SCA has hauled me determinedly out of my comfort zone and term hasn’t even started yet. Having lived in England my entire life, I have naturalised a British guardedness and awkwardness; with it came a (mostly) mild social anxiety. The French, incidentally, having no word for awkwardness cannot access the particular experience that the word captures, but that is beside the point. Despite my being shy and self-conscious, historically terrified of making doctor’s appointments because that involved a phone call to an unfamiliar person, reluctant generally to speak to strangers and nursing a particular distaste for public speaking or exposure, SCA has pushed me to shower half naked whilst singing in front of a room full of people and subsequently to go out on the streets dressed as a wizard asking hundreds of people if they wanted to time travel for free. The scholarship competition did nothing but throw me into the deep end, forcing me to do things I didn’t know how to do as I strived to build a time machine – I upholstered a chair, I handled a glue gun, I made a spinning wheel out of a pizza dish – but most pertinently, it encouraged me to be ridiculous, to go out with my absurd time machine wearing my dad’s pyjamas, a wizard hat and a fake beard as I stood getting rejected over and over again for days. And I loved it – it was invigorating. I wasn’t afraid of people anymore and I wasn’t afraid of failing or looking like an idiot, nor was I afraid of rejection; I didn’t feel hurt by the people who ignored me or told me to fuck off.
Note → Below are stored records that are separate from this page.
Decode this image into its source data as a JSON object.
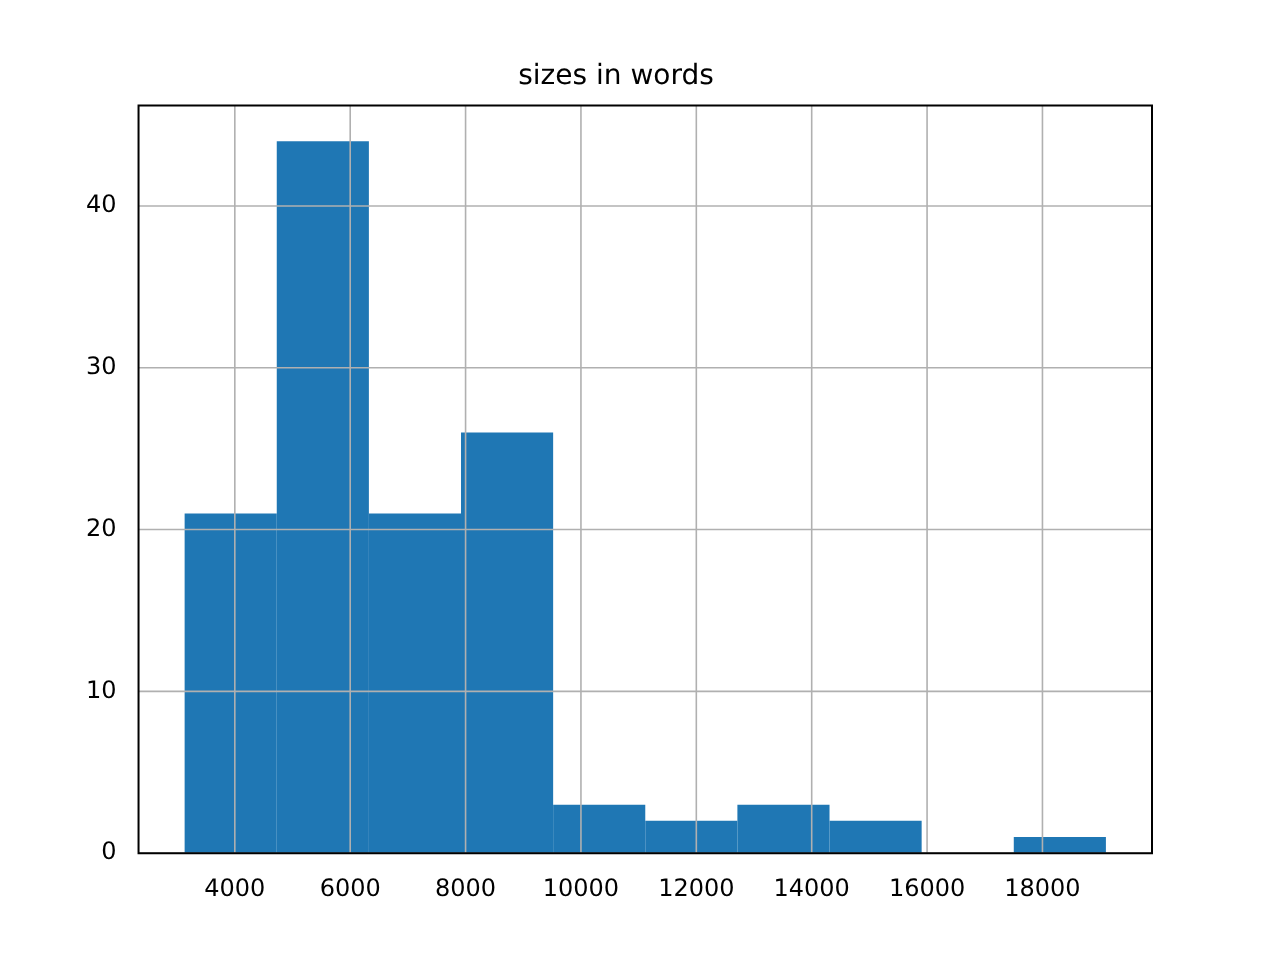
{
  "chart_data": {
    "type": "histogram",
    "title": "sizes in words",
    "bins": [
      3130,
      4727,
      6324,
      7921,
      9518,
      11115,
      12712,
      14309,
      15906,
      17503,
      19100
    ],
    "values": [
      21,
      44,
      21,
      26,
      3,
      2,
      3,
      2,
      0,
      1
    ],
    "color": "#1f77b4",
    "xlim": [
      2331,
      19899
    ],
    "xticks": [
      4000,
      6000,
      8000,
      10000,
      12000,
      14000,
      16000,
      18000
    ],
    "ylim": [
      0,
      46.2
    ],
    "yticks": [
      0,
      10,
      20,
      30,
      40
    ],
    "grid": true
  }
}
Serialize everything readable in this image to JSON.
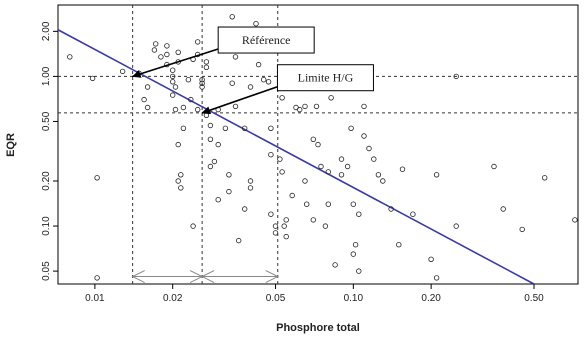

And every time somebody sat on my chair and tried but failed to travel back in time, something spectacular happened. Each person brought his or her particular value to the chair. In asking people where in their lifetimes they would like to travel back in time and what they would change, I shared a moment them as they shared a moment with themselves, one which they let me turn into something I could then share with more people. And even the moments that happened off camera, many of which were actually the most powerful, allowed me to share with complete strangers certain intensities, their admissions and painful memories, their anger and resentment or simply their fond memories, their silly misadventures. When a homeless man screamed at me that my chair couldn’t revive the prison guard he had accidentally killed, telling me repeatedly to fuck off whilst breaking down, reprocessing the experience through a mix of dejection and an aggression directed cathartically at me, I wasn’t afraid. My chair couldn’t help him (although I would rather hopefully like to believe that it did allow many people to self-scrutinize, to reprocess experiences and to reconnect with themselves and with others) but people were no longer intimidating to me; they were full of stories and regrets, they were beautiful and funny and multifarious, accumulations of past narratives, of failures, wounds and rejections that my guardedness had previously clouded. By pushing myself to stop them to talk and to in turn push them to open themselves up, I found a newly vitalized love for the mass of strangers that I used to find threatening.